The United States resident population hit nearly 331.5 million, the largest in the nation’s history but also the slowest growth since the 1930s, Census Bureau officials revealed.
Data released from the 2020 Census finds the U.S. population grew 7.4 percent since 2010 to reach 331,449,281 residents — the largest in the nation’s history. Over the last decade, the U.S. population added more than 22,700,000 residents.
The population growth rate over the last decade is the slowest since the 1930s, when the 10-year growth rate was 7.3 percent as the U.S. faced the Great Depression.
Still, the population growth between 2010 and 2020 meant the South has grown 10.2 percent, the West has grown 9.2 percent, the Northeast has grown 4.1 percent, and the Midwest has grown 3.1 percent.
Three states, West Virginia, Illinois, and Mississippi, as well as Puerto Rico, lost population between 2010 and 2020.

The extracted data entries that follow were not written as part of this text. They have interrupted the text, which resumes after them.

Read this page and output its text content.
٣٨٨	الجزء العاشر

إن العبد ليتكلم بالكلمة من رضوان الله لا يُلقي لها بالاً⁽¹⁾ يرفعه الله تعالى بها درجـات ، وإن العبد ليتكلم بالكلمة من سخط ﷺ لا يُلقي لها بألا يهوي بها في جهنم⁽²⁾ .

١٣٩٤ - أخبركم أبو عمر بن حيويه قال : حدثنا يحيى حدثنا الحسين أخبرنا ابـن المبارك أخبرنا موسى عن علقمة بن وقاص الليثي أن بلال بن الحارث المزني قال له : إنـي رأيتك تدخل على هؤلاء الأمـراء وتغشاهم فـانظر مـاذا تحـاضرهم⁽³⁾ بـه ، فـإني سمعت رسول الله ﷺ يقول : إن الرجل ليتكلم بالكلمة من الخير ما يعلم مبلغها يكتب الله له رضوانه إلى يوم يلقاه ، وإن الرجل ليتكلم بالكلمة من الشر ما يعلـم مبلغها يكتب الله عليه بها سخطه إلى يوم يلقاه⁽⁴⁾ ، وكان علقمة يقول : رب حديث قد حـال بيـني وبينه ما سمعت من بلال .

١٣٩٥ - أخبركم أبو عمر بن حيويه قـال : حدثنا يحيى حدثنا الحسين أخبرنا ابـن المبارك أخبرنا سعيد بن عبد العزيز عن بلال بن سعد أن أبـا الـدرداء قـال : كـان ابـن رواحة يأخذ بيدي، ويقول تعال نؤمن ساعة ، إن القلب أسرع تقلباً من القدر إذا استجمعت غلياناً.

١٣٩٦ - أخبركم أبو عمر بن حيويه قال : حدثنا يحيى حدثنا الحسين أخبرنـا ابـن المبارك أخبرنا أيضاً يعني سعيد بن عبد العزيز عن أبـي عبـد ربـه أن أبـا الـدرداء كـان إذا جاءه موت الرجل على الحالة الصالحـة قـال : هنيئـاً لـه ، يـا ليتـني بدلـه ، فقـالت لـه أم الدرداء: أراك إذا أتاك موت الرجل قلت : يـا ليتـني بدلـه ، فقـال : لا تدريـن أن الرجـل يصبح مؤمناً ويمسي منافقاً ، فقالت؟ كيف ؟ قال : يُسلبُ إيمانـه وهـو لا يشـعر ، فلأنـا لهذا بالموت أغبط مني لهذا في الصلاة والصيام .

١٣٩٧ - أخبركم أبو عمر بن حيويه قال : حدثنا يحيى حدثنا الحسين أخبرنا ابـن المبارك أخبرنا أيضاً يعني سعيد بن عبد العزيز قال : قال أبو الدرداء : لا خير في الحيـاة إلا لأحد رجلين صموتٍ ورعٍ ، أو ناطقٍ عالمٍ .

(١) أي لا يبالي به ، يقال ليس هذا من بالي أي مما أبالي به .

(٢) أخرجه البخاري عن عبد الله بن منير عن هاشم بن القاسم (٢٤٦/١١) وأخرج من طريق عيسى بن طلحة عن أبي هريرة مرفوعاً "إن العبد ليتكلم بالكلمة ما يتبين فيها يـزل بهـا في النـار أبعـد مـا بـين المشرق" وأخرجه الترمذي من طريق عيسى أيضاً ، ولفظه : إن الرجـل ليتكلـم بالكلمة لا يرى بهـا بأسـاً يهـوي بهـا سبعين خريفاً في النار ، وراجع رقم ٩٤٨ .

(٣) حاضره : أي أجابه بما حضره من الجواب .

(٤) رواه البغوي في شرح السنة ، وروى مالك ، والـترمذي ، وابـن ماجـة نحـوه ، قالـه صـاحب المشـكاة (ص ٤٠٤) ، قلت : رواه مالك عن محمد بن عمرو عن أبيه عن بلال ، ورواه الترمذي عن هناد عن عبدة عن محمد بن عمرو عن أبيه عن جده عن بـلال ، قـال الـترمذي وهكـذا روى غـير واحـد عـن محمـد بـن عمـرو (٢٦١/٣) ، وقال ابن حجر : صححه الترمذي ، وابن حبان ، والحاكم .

California continues to lead the nation with a population of more than 39.5 million residents. Wyoming has the smallest population with less than 577,000 residents.
The ten most populous states in the nation — California, Texas, Florida, New York, Pennsylvania, Illinois, Ohio, Georgia, North Carolina, and Michigan — have resident populations between 10 to 40 million.
Meanwhile, the ten least populous states in the nation — Wyoming, Vermont, Alaska, North Dakota, South Dakota, Delaware, Montana, Rhode Island, Maine, and New Hampshire — have resident populations between 500,000 to 1.4 million.
Since 2010, Utah had the fastest-growing resident population, booming 18.4 percent to 3.3 million residents by 2020. Texas, Idaho, North Dakota, and Nevada also had significant population growth over the last decade.
Texas, for instance, gained the most residents numerically compared to any other state, adding nearly four million residents since 2010, increasing its statewide population to 29,145,505.